Eventually their final segmentation framework was more nuanced and included, not only the concentration of the of the gas being treated, but also the regulatory framework based on the source location. This segmentation framework allowed them to focus both their technology development as well as their commercial activities on the middle concentration segment. Their new segmentation was clear and actionable and came from an understanding of the market based on needs relative to their differentiation and where their offering would create the most value. The key insight came from understanding value from the customer perspective and, in particular, actually developing the value equation in parallel to exploring a potential segmentation.
It is for this reason and for others that, in our Grassroots Strategy Framework, we put customer value before segmentation. To avoid getting lost in the messiness of the process and to get to a segmentation framework that is strategically actionable for your business we recommend the following:
- Start by making sure you are clear on the market you are addressing (who is the customer and what problem do we solve)

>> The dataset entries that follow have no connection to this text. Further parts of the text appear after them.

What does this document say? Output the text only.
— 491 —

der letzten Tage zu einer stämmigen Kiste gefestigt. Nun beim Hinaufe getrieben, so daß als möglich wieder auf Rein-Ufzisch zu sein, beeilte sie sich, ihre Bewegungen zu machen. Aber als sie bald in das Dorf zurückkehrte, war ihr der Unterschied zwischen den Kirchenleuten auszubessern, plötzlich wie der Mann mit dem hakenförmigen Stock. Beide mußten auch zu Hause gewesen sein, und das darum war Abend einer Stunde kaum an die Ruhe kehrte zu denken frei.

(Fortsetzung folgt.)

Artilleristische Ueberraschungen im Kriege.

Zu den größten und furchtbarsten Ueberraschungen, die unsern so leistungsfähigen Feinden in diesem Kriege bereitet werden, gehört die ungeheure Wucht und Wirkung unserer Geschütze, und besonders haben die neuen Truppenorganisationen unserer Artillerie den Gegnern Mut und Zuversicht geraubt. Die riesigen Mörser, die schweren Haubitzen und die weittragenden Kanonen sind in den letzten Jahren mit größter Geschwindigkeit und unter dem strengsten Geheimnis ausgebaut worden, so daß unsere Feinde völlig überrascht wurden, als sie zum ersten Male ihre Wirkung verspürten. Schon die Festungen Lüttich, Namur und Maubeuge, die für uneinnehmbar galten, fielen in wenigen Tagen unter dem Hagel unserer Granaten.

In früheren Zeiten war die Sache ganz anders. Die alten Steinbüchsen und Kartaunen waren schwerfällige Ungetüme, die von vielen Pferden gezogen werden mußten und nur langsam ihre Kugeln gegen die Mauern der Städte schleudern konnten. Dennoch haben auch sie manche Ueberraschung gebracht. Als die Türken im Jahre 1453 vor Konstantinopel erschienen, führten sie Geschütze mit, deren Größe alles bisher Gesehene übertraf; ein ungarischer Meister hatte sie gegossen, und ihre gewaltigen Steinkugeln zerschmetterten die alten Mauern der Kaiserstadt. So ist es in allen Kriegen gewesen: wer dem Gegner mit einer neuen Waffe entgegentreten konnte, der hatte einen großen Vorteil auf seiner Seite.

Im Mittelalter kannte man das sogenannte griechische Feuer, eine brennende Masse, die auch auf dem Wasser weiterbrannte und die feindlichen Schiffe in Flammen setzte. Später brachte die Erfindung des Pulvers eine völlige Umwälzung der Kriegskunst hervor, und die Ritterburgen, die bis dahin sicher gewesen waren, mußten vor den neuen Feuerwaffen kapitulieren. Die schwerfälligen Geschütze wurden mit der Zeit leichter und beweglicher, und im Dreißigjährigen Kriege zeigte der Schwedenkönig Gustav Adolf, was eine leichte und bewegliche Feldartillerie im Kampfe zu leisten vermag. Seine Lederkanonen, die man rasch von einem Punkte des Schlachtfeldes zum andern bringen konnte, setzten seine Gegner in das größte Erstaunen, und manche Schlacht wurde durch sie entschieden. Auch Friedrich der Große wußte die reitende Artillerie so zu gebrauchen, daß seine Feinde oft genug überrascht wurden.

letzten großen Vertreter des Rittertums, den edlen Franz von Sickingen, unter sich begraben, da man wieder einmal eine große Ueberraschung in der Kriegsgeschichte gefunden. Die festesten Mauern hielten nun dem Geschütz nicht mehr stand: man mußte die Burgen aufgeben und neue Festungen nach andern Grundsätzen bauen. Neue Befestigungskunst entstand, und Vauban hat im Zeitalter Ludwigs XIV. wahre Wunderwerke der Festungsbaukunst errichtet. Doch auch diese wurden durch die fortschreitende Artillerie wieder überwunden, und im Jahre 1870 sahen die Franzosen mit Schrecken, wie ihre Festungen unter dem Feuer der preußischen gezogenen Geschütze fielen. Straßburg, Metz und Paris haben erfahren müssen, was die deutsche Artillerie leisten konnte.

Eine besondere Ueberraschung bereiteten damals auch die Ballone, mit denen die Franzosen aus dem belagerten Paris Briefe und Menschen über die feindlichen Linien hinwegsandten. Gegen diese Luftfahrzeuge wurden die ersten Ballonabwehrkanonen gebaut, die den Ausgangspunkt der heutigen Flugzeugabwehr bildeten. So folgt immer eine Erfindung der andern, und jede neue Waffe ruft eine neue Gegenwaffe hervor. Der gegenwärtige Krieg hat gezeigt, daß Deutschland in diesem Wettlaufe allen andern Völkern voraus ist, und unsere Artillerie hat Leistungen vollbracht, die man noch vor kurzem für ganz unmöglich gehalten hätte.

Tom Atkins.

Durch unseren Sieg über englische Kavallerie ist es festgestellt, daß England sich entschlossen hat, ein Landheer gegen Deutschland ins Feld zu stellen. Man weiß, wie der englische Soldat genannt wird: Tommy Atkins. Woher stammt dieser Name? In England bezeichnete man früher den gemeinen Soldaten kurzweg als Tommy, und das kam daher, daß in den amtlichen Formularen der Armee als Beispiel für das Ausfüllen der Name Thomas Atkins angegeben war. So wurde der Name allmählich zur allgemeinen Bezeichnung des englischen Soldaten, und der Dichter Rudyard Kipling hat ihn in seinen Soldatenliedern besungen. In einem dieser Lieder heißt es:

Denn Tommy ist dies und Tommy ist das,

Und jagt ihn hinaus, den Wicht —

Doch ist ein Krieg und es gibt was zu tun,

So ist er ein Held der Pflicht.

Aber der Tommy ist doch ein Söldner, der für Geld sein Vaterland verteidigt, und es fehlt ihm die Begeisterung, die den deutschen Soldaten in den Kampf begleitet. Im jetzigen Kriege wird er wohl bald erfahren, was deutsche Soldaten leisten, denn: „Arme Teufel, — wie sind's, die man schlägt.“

- Within this market definition develop an understanding of economic needs (we call these alternatively “value elements”) relative to your offering and/or your potential offering
- Begin early to develop a value equation based on these economic needs to help determine which of these needs might be most important to your customers and which economic needs your offering can disproportionally address
- Decide at what level you are segmenting the market. This choice may include direct customers versus end customers or may include companies versus facilities etc. We generally recommend that the right level is related to where there are the biggest differences in value relative to your offering
- Think through which needs are the best differentiating needs on which to base your segmentation
- Group your customers with respect to these needs
- Assess whether these are strategically actionable segments by confirming that
- Each segment wants a distinct value proposition and all customers with a given segment want essentially the same value proposition
- Confirm that the segments defined are identifiable with real customer examples and not simply a hypothetical grouping of needs
- Confirm that the segmentation leads to actionable outcomes, including: focus, improved and targeted value propositions and out positioning your competition
- Conduct VOC to confirm the customer needs, refine and develop the value equation and eventually refine the segmentation as required.
Most importantly, while we have depicted this process as sequential it is almost always iterative. The segmentation process in B2B markets requires going back and forth between customer economic needs and value we create relative to those needs to arrive at a strategically actionable outcome.